5 books to add to your reading list if you loved Normal People

Normal People became one of the most loved books of the past decade when it was first published in 2018. Sally Rooney’s novel about Connell and Marianne completely whisked readers away, and we’re honestly yearning for a similar tale to distract us from everyday life right now.

I’ve rummaged through my bookshelves and scoured the internet to find five titles similar to Sally Rooney’s Normal People that you’re bound to fall in love with.

Out of Love by Hazel Hayes

As a young woman boxes up her ex-boyfriend’s belongings and prepares to see him one last time, she wonders where it all went wrong, and whether it was ever right to begin with. Burdened with a broken heart, she asks herself the age-old question . . . is love really worth it?

One Day by David Nicholls 

15th July 1988: Emma and Dexter meet for the first time on the night of their graduation. Tomorrow they must go their separate ways.

So where will they be on this one day next year? And the year after that?

And every year that follows?

Ordinary People by Diana Evans

Two couples find themselves at  a moment of reckoning. Melissa has a new baby and doesn’t want to let it change her. Damian has lost his father and intends not to let it get to him. Michael is still in love with Melissa but can’t quite get close enough to her to stay faithful. Stephanie just wants to live a normal, happy life on the commuter belt with Damian and their three children but his bereavement is getting in the way.

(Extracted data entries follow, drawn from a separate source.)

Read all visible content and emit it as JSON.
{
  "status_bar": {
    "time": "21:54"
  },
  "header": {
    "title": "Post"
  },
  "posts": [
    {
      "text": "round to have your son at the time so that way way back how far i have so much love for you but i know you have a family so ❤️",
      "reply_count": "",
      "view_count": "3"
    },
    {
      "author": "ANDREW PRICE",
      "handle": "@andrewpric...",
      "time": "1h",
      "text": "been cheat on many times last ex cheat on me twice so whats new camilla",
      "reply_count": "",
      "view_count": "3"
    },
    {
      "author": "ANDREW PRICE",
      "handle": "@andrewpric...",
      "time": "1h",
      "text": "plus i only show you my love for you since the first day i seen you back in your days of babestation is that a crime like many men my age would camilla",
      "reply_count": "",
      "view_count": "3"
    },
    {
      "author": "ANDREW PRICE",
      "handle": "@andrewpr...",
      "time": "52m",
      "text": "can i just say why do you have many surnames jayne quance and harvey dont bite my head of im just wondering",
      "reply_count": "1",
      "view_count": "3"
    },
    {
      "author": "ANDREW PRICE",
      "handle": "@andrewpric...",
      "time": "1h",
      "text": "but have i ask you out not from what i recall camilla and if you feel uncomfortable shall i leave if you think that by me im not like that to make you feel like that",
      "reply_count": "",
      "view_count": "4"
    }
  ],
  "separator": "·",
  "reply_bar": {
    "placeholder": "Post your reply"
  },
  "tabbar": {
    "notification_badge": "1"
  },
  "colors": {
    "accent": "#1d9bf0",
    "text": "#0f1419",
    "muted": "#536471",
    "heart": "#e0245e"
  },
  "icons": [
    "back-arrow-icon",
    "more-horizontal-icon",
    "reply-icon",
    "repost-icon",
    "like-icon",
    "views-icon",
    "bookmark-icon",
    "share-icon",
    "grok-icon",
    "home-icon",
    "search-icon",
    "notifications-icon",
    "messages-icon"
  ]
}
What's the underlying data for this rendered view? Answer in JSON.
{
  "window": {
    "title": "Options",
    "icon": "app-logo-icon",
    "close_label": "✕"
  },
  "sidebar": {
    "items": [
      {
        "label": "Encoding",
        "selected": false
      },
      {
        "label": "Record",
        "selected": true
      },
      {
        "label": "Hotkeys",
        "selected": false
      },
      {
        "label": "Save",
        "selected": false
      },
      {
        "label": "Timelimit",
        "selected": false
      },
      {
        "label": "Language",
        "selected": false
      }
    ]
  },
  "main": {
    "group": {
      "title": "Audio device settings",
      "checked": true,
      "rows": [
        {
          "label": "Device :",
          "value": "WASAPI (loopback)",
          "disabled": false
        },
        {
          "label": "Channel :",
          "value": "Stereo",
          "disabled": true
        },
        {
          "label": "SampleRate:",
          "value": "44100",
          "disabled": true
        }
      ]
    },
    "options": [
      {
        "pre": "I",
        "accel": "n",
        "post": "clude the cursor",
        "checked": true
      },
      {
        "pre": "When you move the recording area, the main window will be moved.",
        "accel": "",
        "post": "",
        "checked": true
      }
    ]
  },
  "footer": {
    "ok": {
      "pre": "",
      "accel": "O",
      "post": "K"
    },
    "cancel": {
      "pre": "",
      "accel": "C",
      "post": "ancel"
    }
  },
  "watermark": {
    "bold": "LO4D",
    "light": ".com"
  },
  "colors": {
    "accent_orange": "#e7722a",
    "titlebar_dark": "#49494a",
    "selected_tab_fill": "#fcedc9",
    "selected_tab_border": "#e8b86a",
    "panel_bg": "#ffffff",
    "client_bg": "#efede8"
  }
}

Set in London to an exhilarating soundtrack, Ordinary People is an intimate study of identity and parenthood, sex and grief, friendship and ageing, and the fragile architecture of love.

Conversations with Friends by Sally Rooney

Frances is twenty-one years old, cool-headed, observant. A student in Dublin and an aspiring writer, at night she performs spoken word with her best friend Bobbi, who used to  be her girlfriend. When they are interviewed and then befriended by Melissa, a well-known journalist who is married to Nick, an actor, they enter a world of beautiful houses, raucous dinner parties and holidays in Brittany, beginning a complex ménage-a-quatre. But when Frances and Nick get unexpectedly closer, the sharply witty and emotion-averse Frances is forced to honestly confront her own vulnerabilities for the first time. 

The Sun Is Also a Star by Nicola Yoon

Natasha: I’m a girl who believes in science and facts. Not fate. Not destiny. Or dreams that will never come true. I’m definitely not the kind of girl who meets a cute boy on a crowded New York City street and falls in love with him. Not when my family is twelve hours away from being deported to Jamaica. Falling in love with him won’t be my story.

Daniel: I’ve always been the good son, the good student, living up to my parents’ high expectations. Never the poet. Or the dreamer. But when I see her, I forget about all that. Something about Natasha makes me think that fate has something much more extraordinary in store—for both of us.

The Universe: Every moment in our lives has brought us to this single moment. A million futures lie before us. Which one will come true?